- DVD cover
- Directed by: Taylor Wong
- Written by: Stephen Siu Manfred Wong
- Produced by: Johnny Mak
- Starring: Chow Yun-fat Andy Lau Alex Man Alan Tam Pauline Wong Carina Lau Danny Lee Ko Chun-hsiung
- Cinematography: Johnny Koo Abdul M. Rumjahn Derek Wan
- Edited by: Ma Chung-yiu
- Music by: Chan Wing-Leung
- Distributed by: Win's Film Production Co. Ltd. Gala Film Distribution Limited
- Release date: 28 May 1987;
- Country: Hong Kong
- Language: Cantonese
- Budget: HK$21,014,608

= Rich and Famous (1987 film) =

1987 Hong Kong film by Taylor Wong

Rich and Famous (江湖情 (gong1 wu4 cing4)) is a 1987 Hong Kong action-crime film directed by Taylor Wong, and starring Chow Yun-fat, Andy Lau, Alex Man, and Alan Tam. The film was concluded by a sequel, Tragic Hero which was also released in 1987. The film is also known as Black Vengeance.

==Plot==
In 1967, Yung and his best friend Kwok get into a fight with the local gang running the gambling hall after Yung runs up a large gambling debt. With the help of Yung's sister Wai-chui, another powerful gangster named Lee Ah-chai bails them out and offers them jobs working for him.

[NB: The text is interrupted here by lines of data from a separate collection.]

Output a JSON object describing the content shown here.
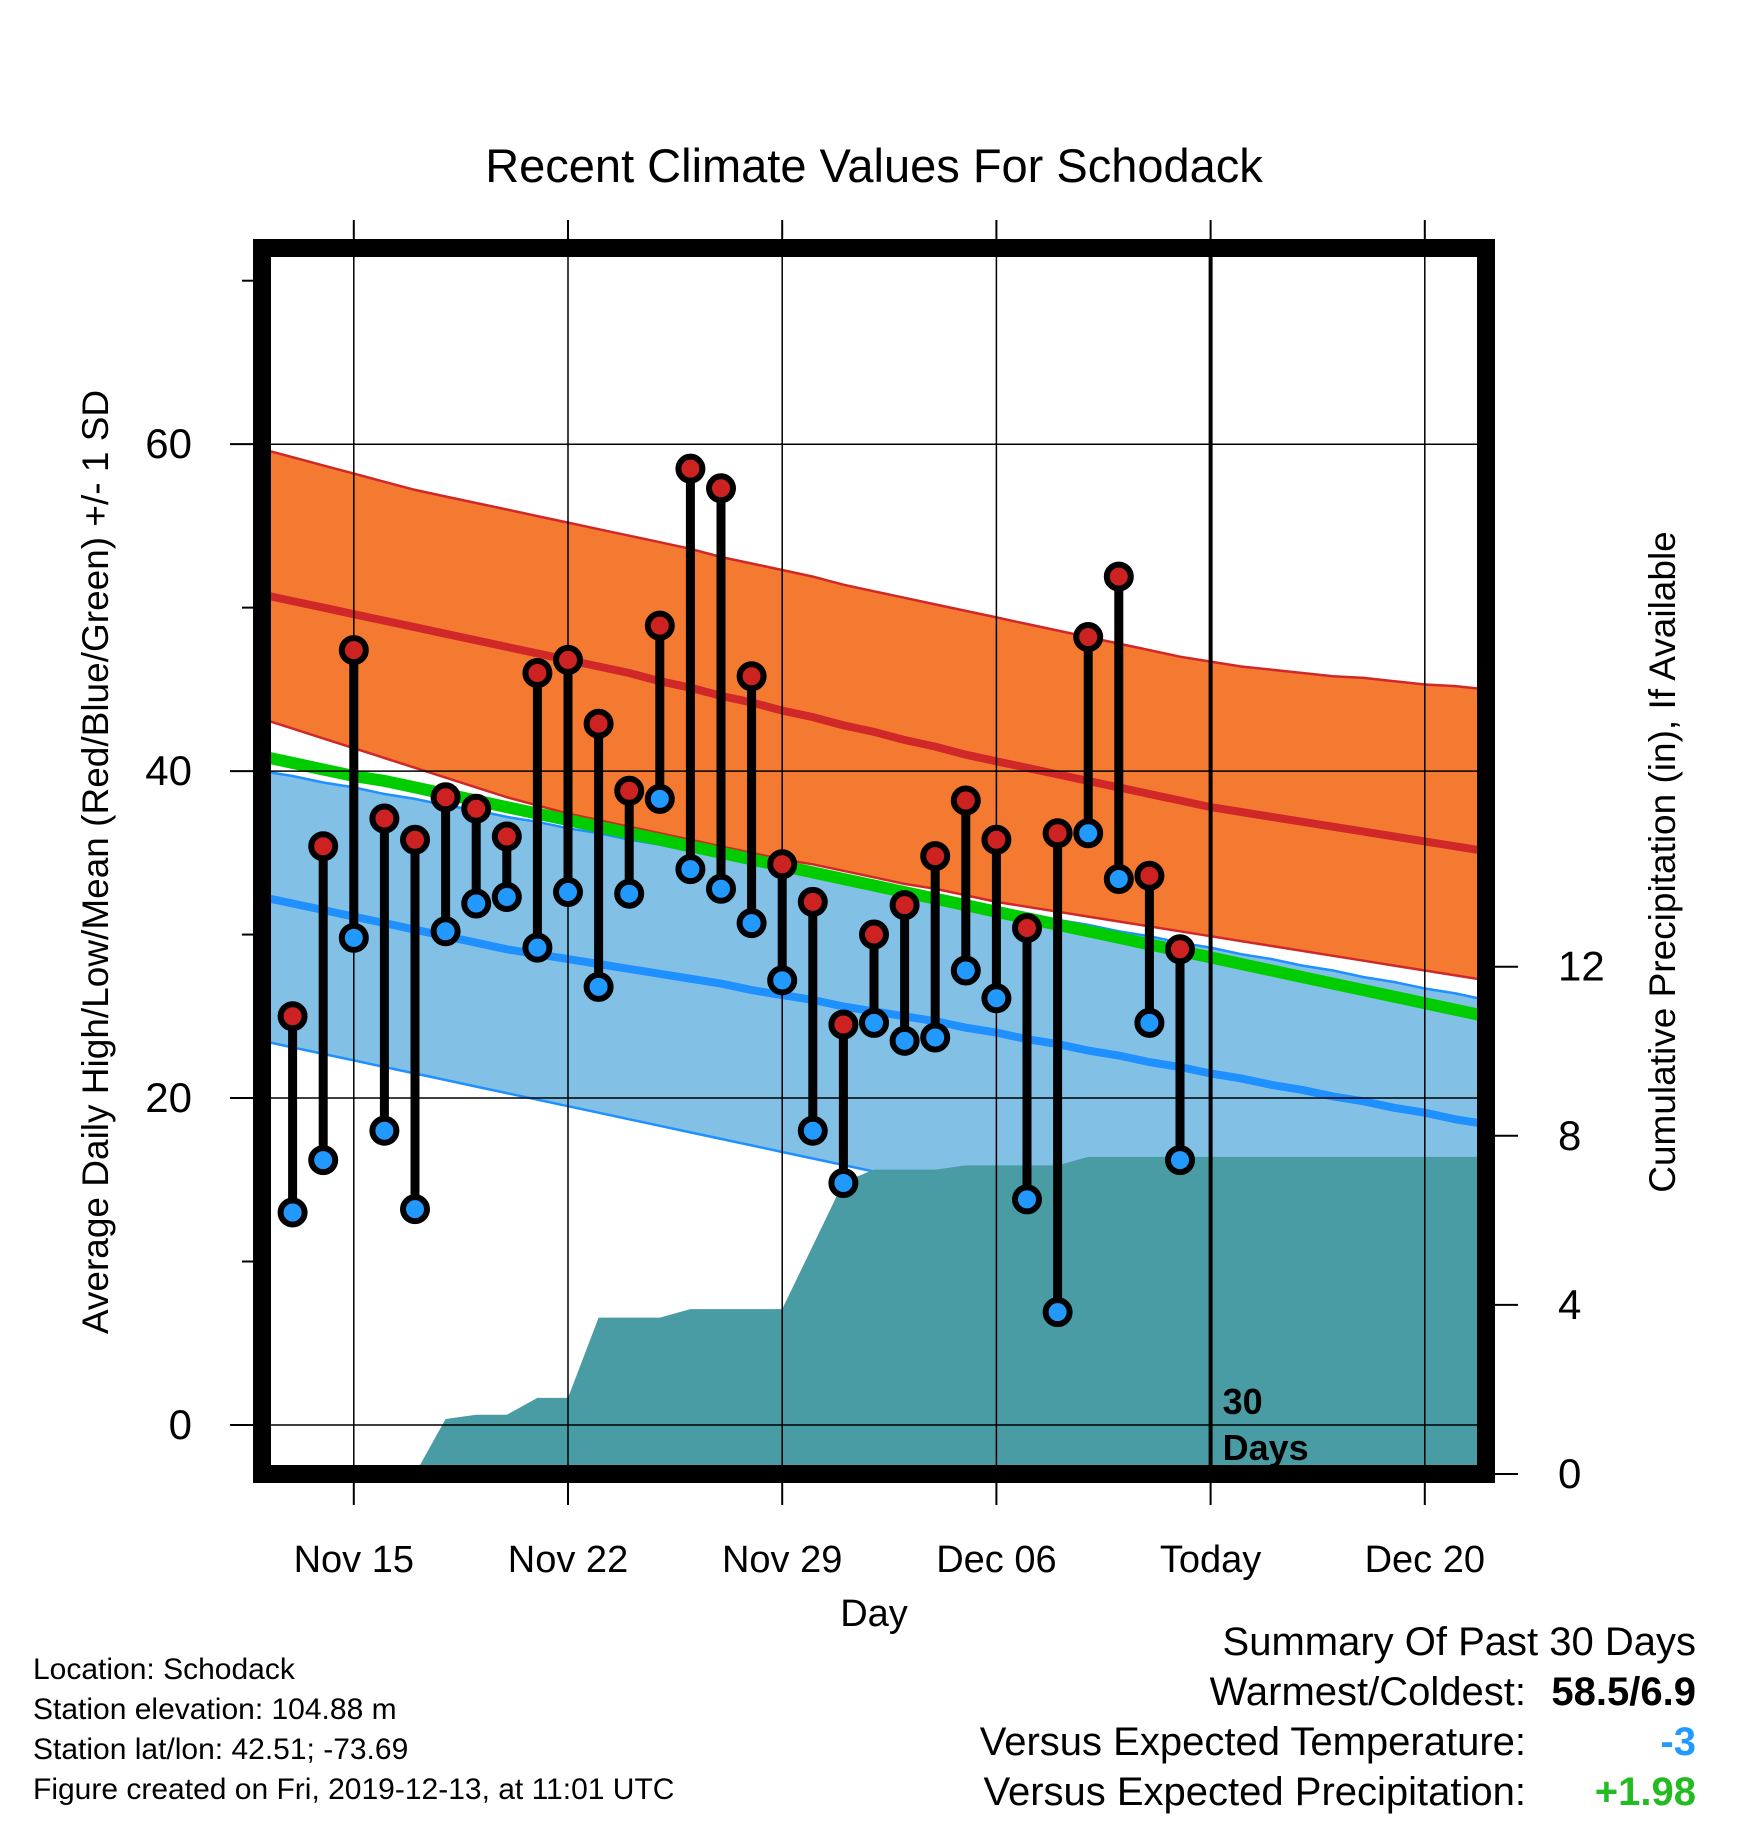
{
  "chart_data": {
    "type": "line",
    "title": "Recent Climate Values For Schodack",
    "xlabel": "Day",
    "ylabel": "Average Daily High/Low/Mean (Red/Blue/Green) +/- 1 SD",
    "y2label": "Cumulative Precipitation (in), If Available",
    "ylim": [
      -3,
      72
    ],
    "y2lim": [
      0,
      29
    ],
    "xlim": [
      "2019-11-12",
      "2019-12-22"
    ],
    "grid": true,
    "x_ticks": [
      "Nov 15",
      "Nov 22",
      "Nov 29",
      "Dec 06",
      "Today",
      "Dec 20"
    ],
    "y_ticks": [
      0,
      20,
      40,
      60
    ],
    "y2_ticks": [
      0,
      4,
      8,
      12
    ],
    "today_marker": {
      "date": "2019-12-13",
      "label_line1": "30",
      "label_line2": "Days"
    },
    "dates": [
      "2019-11-12",
      "2019-11-13",
      "2019-11-14",
      "2019-11-15",
      "2019-11-16",
      "2019-11-17",
      "2019-11-18",
      "2019-11-19",
      "2019-11-20",
      "2019-11-21",
      "2019-11-22",
      "2019-11-23",
      "2019-11-24",
      "2019-11-25",
      "2019-11-26",
      "2019-11-27",
      "2019-11-28",
      "2019-11-29",
      "2019-11-30",
      "2019-12-01",
      "2019-12-02",
      "2019-12-03",
      "2019-12-04",
      "2019-12-05",
      "2019-12-06",
      "2019-12-07",
      "2019-12-08",
      "2019-12-09",
      "2019-12-10",
      "2019-12-11",
      "2019-12-12",
      "2019-12-13",
      "2019-12-14",
      "2019-12-15",
      "2019-12-16",
      "2019-12-17",
      "2019-12-18",
      "2019-12-19",
      "2019-12-20",
      "2019-12-21",
      "2019-12-22"
    ],
    "normal_high": [
      50.8,
      50.4,
      50.0,
      49.6,
      49.2,
      48.8,
      48.4,
      48.0,
      47.6,
      47.2,
      46.8,
      46.4,
      46.0,
      45.5,
      45.1,
      44.6,
      44.2,
      43.7,
      43.3,
      42.8,
      42.4,
      41.9,
      41.5,
      41.0,
      40.6,
      40.2,
      39.8,
      39.4,
      39.0,
      38.6,
      38.2,
      37.8,
      37.5,
      37.2,
      36.9,
      36.6,
      36.3,
      36.0,
      35.7,
      35.4,
      35.1
    ],
    "normal_high_upper": [
      59.7,
      59.2,
      58.7,
      58.2,
      57.7,
      57.2,
      56.8,
      56.4,
      56.0,
      55.6,
      55.2,
      54.8,
      54.4,
      54.0,
      53.6,
      53.1,
      52.7,
      52.3,
      51.9,
      51.4,
      51.0,
      50.6,
      50.2,
      49.8,
      49.4,
      49.0,
      48.6,
      48.2,
      47.8,
      47.4,
      47.0,
      46.7,
      46.4,
      46.2,
      46.0,
      45.8,
      45.7,
      45.5,
      45.3,
      45.2,
      45.0
    ],
    "normal_high_lower": [
      43.2,
      42.6,
      42.0,
      41.4,
      40.8,
      40.2,
      39.6,
      39.0,
      38.4,
      37.9,
      37.4,
      37.0,
      36.6,
      36.2,
      35.8,
      35.4,
      35.0,
      34.6,
      34.3,
      33.9,
      33.5,
      33.1,
      32.8,
      32.4,
      32.0,
      31.7,
      31.4,
      31.1,
      30.8,
      30.5,
      30.2,
      29.9,
      29.6,
      29.3,
      29.0,
      28.7,
      28.4,
      28.1,
      27.8,
      27.5,
      27.2
    ],
    "normal_mean": [
      40.9,
      40.5,
      40.1,
      39.7,
      39.4,
      39.0,
      38.6,
      38.2,
      37.8,
      37.4,
      37.0,
      36.6,
      36.2,
      35.8,
      35.4,
      35.0,
      34.6,
      34.2,
      33.8,
      33.4,
      33.0,
      32.6,
      32.2,
      31.8,
      31.4,
      31.0,
      30.6,
      30.2,
      29.8,
      29.4,
      29.0,
      28.6,
      28.2,
      27.8,
      27.4,
      27.0,
      26.6,
      26.2,
      25.8,
      25.4,
      25.0
    ],
    "normal_low": [
      32.3,
      31.9,
      31.5,
      31.1,
      30.7,
      30.3,
      29.9,
      29.5,
      29.1,
      28.8,
      28.5,
      28.2,
      27.9,
      27.6,
      27.3,
      27.0,
      26.6,
      26.3,
      26.0,
      25.6,
      25.3,
      25.0,
      24.7,
      24.3,
      24.0,
      23.6,
      23.3,
      22.9,
      22.6,
      22.2,
      21.9,
      21.5,
      21.2,
      20.8,
      20.5,
      20.1,
      19.8,
      19.4,
      19.1,
      18.7,
      18.4
    ],
    "normal_low_upper": [
      40.0,
      39.7,
      39.3,
      39.0,
      38.6,
      38.3,
      37.9,
      37.6,
      37.2,
      36.9,
      36.5,
      36.2,
      35.8,
      35.5,
      35.1,
      34.8,
      34.4,
      34.1,
      33.7,
      33.4,
      33.0,
      32.7,
      32.3,
      32.0,
      31.6,
      31.3,
      30.9,
      30.6,
      30.2,
      29.9,
      29.5,
      29.2,
      28.8,
      28.5,
      28.1,
      27.8,
      27.4,
      27.1,
      26.7,
      26.4,
      26.0
    ],
    "normal_low_lower": [
      23.5,
      23.1,
      22.7,
      22.3,
      21.9,
      21.5,
      21.1,
      20.7,
      20.3,
      19.9,
      19.5,
      19.1,
      18.7,
      18.3,
      17.9,
      17.5,
      17.1,
      16.7,
      16.3,
      15.9,
      15.5,
      15.1,
      14.7,
      14.3,
      13.9,
      13.5,
      13.1,
      12.7,
      12.3,
      11.9,
      11.5,
      11.1,
      10.7,
      10.3,
      9.9,
      9.5,
      9.1,
      8.7,
      8.3,
      7.9,
      7.5
    ],
    "obs_dates": [
      "2019-11-13",
      "2019-11-14",
      "2019-11-15",
      "2019-11-16",
      "2019-11-17",
      "2019-11-18",
      "2019-11-19",
      "2019-11-20",
      "2019-11-21",
      "2019-11-22",
      "2019-11-23",
      "2019-11-24",
      "2019-11-25",
      "2019-11-26",
      "2019-11-27",
      "2019-11-28",
      "2019-11-29",
      "2019-11-30",
      "2019-12-01",
      "2019-12-02",
      "2019-12-03",
      "2019-12-04",
      "2019-12-05",
      "2019-12-06",
      "2019-12-07",
      "2019-12-08",
      "2019-12-09",
      "2019-12-10",
      "2019-12-11",
      "2019-12-12"
    ],
    "obs_high": [
      25.0,
      35.4,
      47.4,
      37.1,
      35.8,
      38.4,
      37.7,
      36.0,
      46.0,
      46.8,
      42.9,
      38.8,
      48.9,
      58.5,
      57.3,
      45.8,
      34.3,
      32.0,
      24.5,
      30.0,
      31.8,
      34.8,
      38.2,
      35.8,
      30.4,
      36.2,
      48.2,
      51.9,
      33.6,
      29.1
    ],
    "obs_low": [
      13.0,
      16.2,
      29.8,
      18.0,
      13.2,
      30.2,
      31.9,
      32.3,
      29.2,
      32.6,
      26.8,
      32.5,
      38.3,
      34.0,
      32.8,
      30.7,
      27.2,
      18.0,
      14.8,
      24.6,
      23.5,
      23.7,
      27.8,
      26.1,
      13.8,
      6.9,
      36.2,
      33.4,
      24.6,
      16.2
    ],
    "precip_dates": [
      "2019-11-12",
      "2019-11-17",
      "2019-11-18",
      "2019-11-19",
      "2019-11-20",
      "2019-11-21",
      "2019-11-22",
      "2019-11-23",
      "2019-11-24",
      "2019-11-25",
      "2019-11-26",
      "2019-11-27",
      "2019-11-28",
      "2019-11-29",
      "2019-11-30",
      "2019-12-01",
      "2019-12-02",
      "2019-12-03",
      "2019-12-04",
      "2019-12-05",
      "2019-12-06",
      "2019-12-07",
      "2019-12-08",
      "2019-12-09",
      "2019-12-10",
      "2019-12-22"
    ],
    "precip_cumulative": [
      0.0,
      0.0,
      1.3,
      1.4,
      1.4,
      1.8,
      1.8,
      3.7,
      3.7,
      3.7,
      3.9,
      3.9,
      3.9,
      3.9,
      5.4,
      6.9,
      7.2,
      7.2,
      7.2,
      7.3,
      7.3,
      7.3,
      7.3,
      7.5,
      7.5,
      7.5
    ]
  },
  "location_info": {
    "location": "Location: Schodack",
    "elevation": "Station elevation: 104.88 m",
    "latlon": "Station lat/lon: 42.51; -73.69",
    "created": "Figure created on Fri, 2019-12-13, at 11:01 UTC"
  },
  "summary": {
    "title": "Summary Of Past 30 Days",
    "warmest_coldest_label": "Warmest/Coldest:",
    "warmest_coldest_value": "58.5/6.9",
    "temp_label": "Versus Expected Temperature:",
    "temp_value": "-3",
    "precip_label": "Versus Expected Precipitation:",
    "precip_value": "+1.98"
  },
  "colors": {
    "high_band": "#f47a32",
    "high_line": "#d02828",
    "low_band": "#82c0e6",
    "low_line": "#1e90ff",
    "overlap": "#8b1a1a",
    "mean_line": "#00cc00",
    "precip_fill": "#4a9ca4",
    "high_dot": "#cc2222",
    "low_dot": "#2299ff",
    "temp_value": "#2299ff",
    "precip_value": "#22bb22"
  }
}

Four years later, Kwok and Yung have advanced in Ah-chai's gang and their sister Wai-chui is now Lee Ah-chai's housekeeper.

Ah-chai has been hiding his friend Fan, who has become gravely ill. Fan apparently has crossed the Thailand drug lords and has now stopped any drug shipments to Hong Kong. This draws the ire of the other gangs who demand that Ah-chai kill or turn in Fan. Ah-chai explains that he owes Fan a personal debt and to turn him in would mean dishonor.

Yung meets secretly with rival gang leader Chu Lo-tai and is paid to kill Fan. Yung shows up at Fan's location and kills him and the guard. Yung then is called to Ah-chai's office. Ah-chai says that he knows that Yung killed Fan and asks his henchman, Number 6 to kill Yung. Kwok barges into the room and begs for Yung's life. Ah-chai shoots Yung in the hand and tells them both to get lost.

Kwok and Yung have a falling out over Yung's behavior. Chu Lo-tai attempts to kill Kwok using gasoline and guns. Kwok hides out with his cousin Mak.

Lee Ah-chai meets with Kwok and Mak after Yung's attack and they become friends again. Ah-chai invites them to his upcoming wedding.

At the wedding occurs, Yung's men ambush Ah-chai on the steps and shoot Ah-chai's fiance. Mak runs Yung down and beats him with a fender. Yung shoots him in the chest. Yung runs and is caught by police. Ah-chai thanks Mak for all he has done as he passes away.

==Cast==
- Chow Yun-fat as Lee Ah-chai
- Andy Lau as Lam Ting-kwok
- Alex Man as Tang Kar-yung
- Alan Tam as Mak Ying-hung
- Pauline Wong as Tang Wai-chiu
- Carina Lau as Lau Po-yee
- Danny Lee as Inspector Cheung
- Ko Chun-hsiung as Chu Lo-tai
- Shing Fui-On as Number 6

== Release ==
The film was released on Blu-ray in 2023.

== Reception ==
A retrospective review by Dark Side Reviews found that Rich and Famous to have flaws, such as finding the runtime too short to develop aspects of the story and characters, but found it to be a "good Triad film", praising the action sequences in particular.